The term came directly from the pre-war British press’s description of the advancing penetration of German trade into the British Empire as ‘peaceful penetration’. The tactic was a cross between trench raiding and patrolling, with the aim to gather prisoners, conduct reconnaissance, and to dominate no man’s land. There was also the additional purpose of occupying the enemy’s outpost line and so capture ground. In mid-1918, with the ending of the German offensives, the Australian troops started to conduct offensive patrols into no man’s land. As the front lines after the Spring Offensive lacked fortifications and were non-continuous, it was discovered that the patrols could infiltrate the German outpost line and approach the outposts from behind. In this manner, the outposts could be taken quickly, and with minimal force. Tom Mansbridge lost his life during one of these operations on 3 June 1918.
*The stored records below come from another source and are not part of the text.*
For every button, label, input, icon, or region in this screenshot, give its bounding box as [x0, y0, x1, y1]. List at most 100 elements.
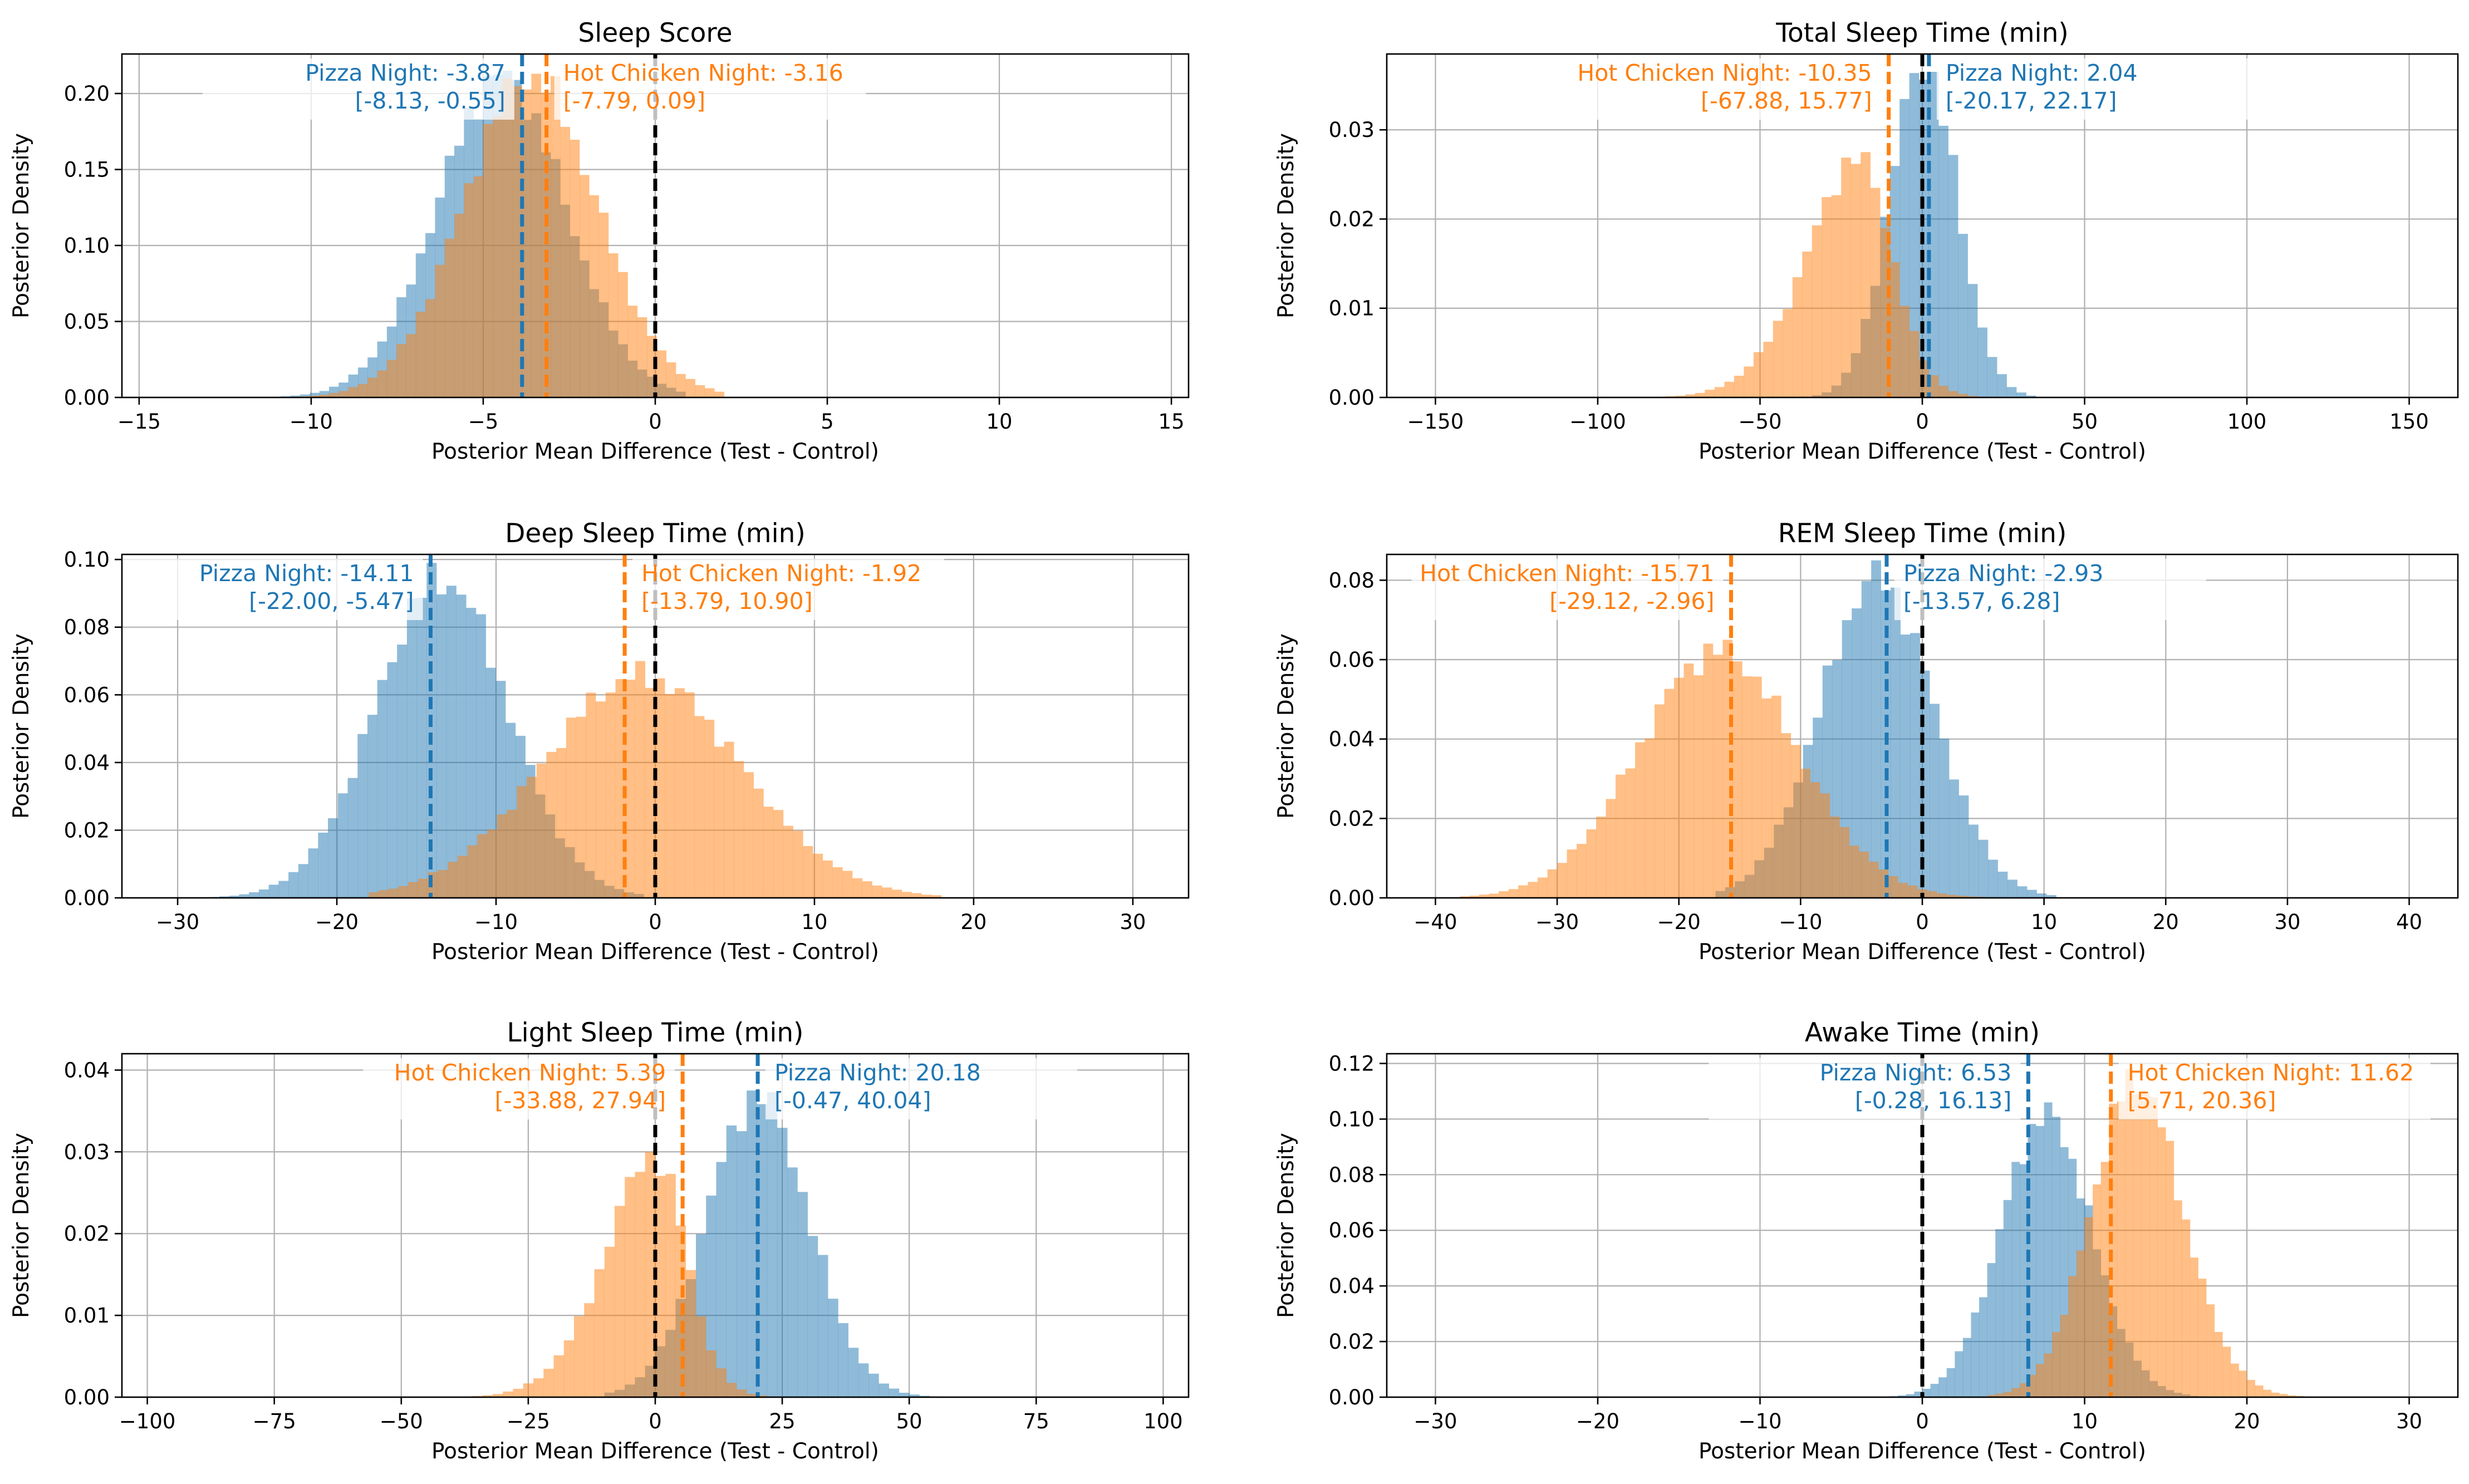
histogram-bar [1499, 891, 1509, 898]
histogram-bar [1742, 676, 1753, 898]
x-tick-label: 150 [2389, 410, 2429, 434]
y-tick-label: 0.08 [64, 616, 110, 640]
histogram-bar [817, 1255, 828, 1397]
histogram-bar [357, 384, 368, 397]
histogram-bar [338, 391, 348, 397]
histogram-bar [1469, 896, 1480, 898]
y-tick-label: 0.05 [64, 309, 110, 333]
y-axis-label: Posterior Density [1274, 633, 1299, 819]
histogram-bar [2017, 886, 2028, 898]
histogram-bar [2076, 1250, 2085, 1397]
histogram-bar [1508, 889, 1519, 898]
histogram-bar [1946, 1368, 1955, 1397]
histogram-bar [1664, 689, 1675, 898]
histogram-bar [1888, 876, 1898, 898]
panel-title: Total Sleep Time (min) [1775, 18, 2068, 48]
x-axis-label: Posterior Mean Difference (Test - Contro… [431, 1439, 879, 1464]
histogram-bar [477, 834, 488, 898]
histogram-bar [773, 810, 784, 898]
x-tick-label: 75 [1023, 1409, 1049, 1433]
histogram-bar [596, 701, 606, 898]
histogram-bar [239, 894, 249, 898]
histogram-bar [556, 748, 567, 898]
x-tick-label: −10 [474, 910, 518, 934]
y-tick-label: 0.01 [1329, 297, 1375, 321]
histogram-bar [1693, 675, 1704, 898]
y-tick-label: 0.08 [1329, 1163, 1375, 1187]
histogram-bar [2026, 395, 2036, 397]
histogram-bar [456, 594, 467, 898]
histogram-bar [576, 716, 586, 898]
histogram-bar [1906, 1394, 1915, 1397]
x-axis-label: Posterior Mean Difference (Test - Contro… [1699, 1439, 2146, 1464]
histogram-bar [1946, 895, 1957, 898]
annotation-mean: Pizza Night: 2.04 [1946, 60, 2138, 86]
histogram-bar [705, 388, 715, 397]
annotation-background [632, 559, 945, 620]
histogram-bar [2287, 1395, 2296, 1397]
histogram-bar [2125, 1069, 2134, 1397]
x-tick-label: 50 [2072, 410, 2098, 434]
x-axis-label: Posterior Mean Difference (Test - Contro… [1699, 439, 2146, 464]
histogram-bar [706, 1350, 716, 1397]
histogram-bar [2016, 392, 2026, 397]
histogram-bar [1645, 738, 1655, 898]
annotation-mean: Hot Chicken Night: 5.39 [394, 1059, 666, 1086]
histogram-bar [1781, 733, 1791, 898]
histogram-bar [832, 867, 843, 898]
histogram-bar [868, 1373, 879, 1397]
histogram-bar [1938, 386, 1948, 397]
x-tick-label: −100 [119, 1409, 176, 1433]
histogram-bar [487, 829, 498, 898]
histogram-bar [512, 86, 522, 397]
y-tick-label: 0.02 [1329, 1330, 1375, 1354]
histogram-bar [2263, 1389, 2272, 1397]
histogram-bar [1712, 655, 1723, 898]
histogram-bar [513, 1388, 524, 1397]
histogram-bar [714, 746, 724, 898]
histogram-bar [493, 116, 503, 397]
panel-4: Pizza Night: 20.18[-0.47, 40.04] Hot Chic… [9, 1018, 1190, 1464]
y-tick-label: 0.01 [64, 1304, 110, 1328]
panel-title: Awake Time (min) [1805, 1018, 2040, 1048]
histogram-bar [1861, 581, 1872, 898]
x-tick-label: −10 [1738, 1409, 1781, 1433]
y-tick-label: 0.08 [1329, 568, 1375, 592]
histogram-bar [454, 214, 464, 397]
histogram-bar [1967, 284, 1978, 397]
histogram-bar [507, 809, 517, 898]
y-axis-label: Posterior Density [9, 633, 34, 819]
histogram-bar [1829, 816, 1840, 898]
histogram-bar [574, 1316, 585, 1397]
histogram-bar [589, 195, 599, 397]
histogram-bar [1949, 779, 1959, 898]
histogram-bar [1966, 896, 1976, 898]
histogram-bar [1962, 1338, 1971, 1397]
y-tick-label: 0.02 [64, 818, 110, 842]
x-tick-label: −50 [1738, 410, 1781, 434]
x-tick-label: 50 [896, 1409, 922, 1433]
histogram-bar [1703, 643, 1714, 898]
histogram-bar [493, 1394, 503, 1397]
histogram-bar [2173, 1200, 2182, 1397]
histogram-bar [377, 370, 387, 397]
panel-3: Pizza Night: -2.93[-13.57, 6.28] Hot Chic… [1274, 518, 2459, 965]
histogram-bar [734, 761, 744, 898]
x-tick-label: 10 [986, 410, 1013, 434]
histogram-bar [1783, 309, 1793, 397]
x-tick-label: 20 [2153, 910, 2179, 934]
histogram-bar [2198, 1279, 2207, 1397]
histogram-bar [695, 1316, 706, 1397]
x-tick-label: 30 [1120, 910, 1146, 934]
histogram-bar [1930, 1384, 1939, 1397]
histogram-bar [2011, 1388, 2020, 1397]
histogram-bar [803, 846, 813, 898]
histogram-bar [1958, 394, 1968, 397]
histogram-bar [425, 299, 435, 397]
histogram-bar [219, 896, 230, 898]
annotation-interval: [-20.17, 22.17] [1946, 87, 2117, 114]
histogram-bar [1979, 1297, 1987, 1397]
histogram-bar [551, 76, 561, 397]
histogram-bar [753, 788, 764, 898]
annotation-interval: [-33.88, 27.94] [495, 1087, 666, 1114]
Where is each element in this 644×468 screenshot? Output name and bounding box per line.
However, it was not only combat that was killing soldiers at the front in June 1918. It was then that the first news stories announcing the arrival of a mysterious new illness began to circulate. The illness was swiftly dubbed ‘the Spanish influenza’, as Spain, which was then neutral, gave it its first publicity with news cables from Madrid announcing that a ‘strange form of disease of epidemic character’ had appeared in the Spanish capital infecting among others, their king, Alfonso XIII, though he was among those fortunate to survive.

The disease’s first outbreak had occurred in the United States in March 1918, at an army base, Camp Funston, in Kansas. American troops then brought it to Europe when they embarked for the Western Front. Soon troop losses from the epidemic exceeded combat casualties, especially weakening the hard-pressed German army. Before June was out the new mortal enemy was making its presence felt on the Western Front, though wartime censorship prevented its broadcast in newsprint as neither side wanted to alert the other to its weakness. The ‘Great Flu’ hit Ireland in June 1918 and the first recorded instance in Co. Kildare was in Athy on 13 July 1918. A dark spectre stalked Ireland from then until May 1919 and the influenza pandemic was responsible for at least 20,051 deaths, with Co. Kildare suffering one of the highest fatality rates in the country.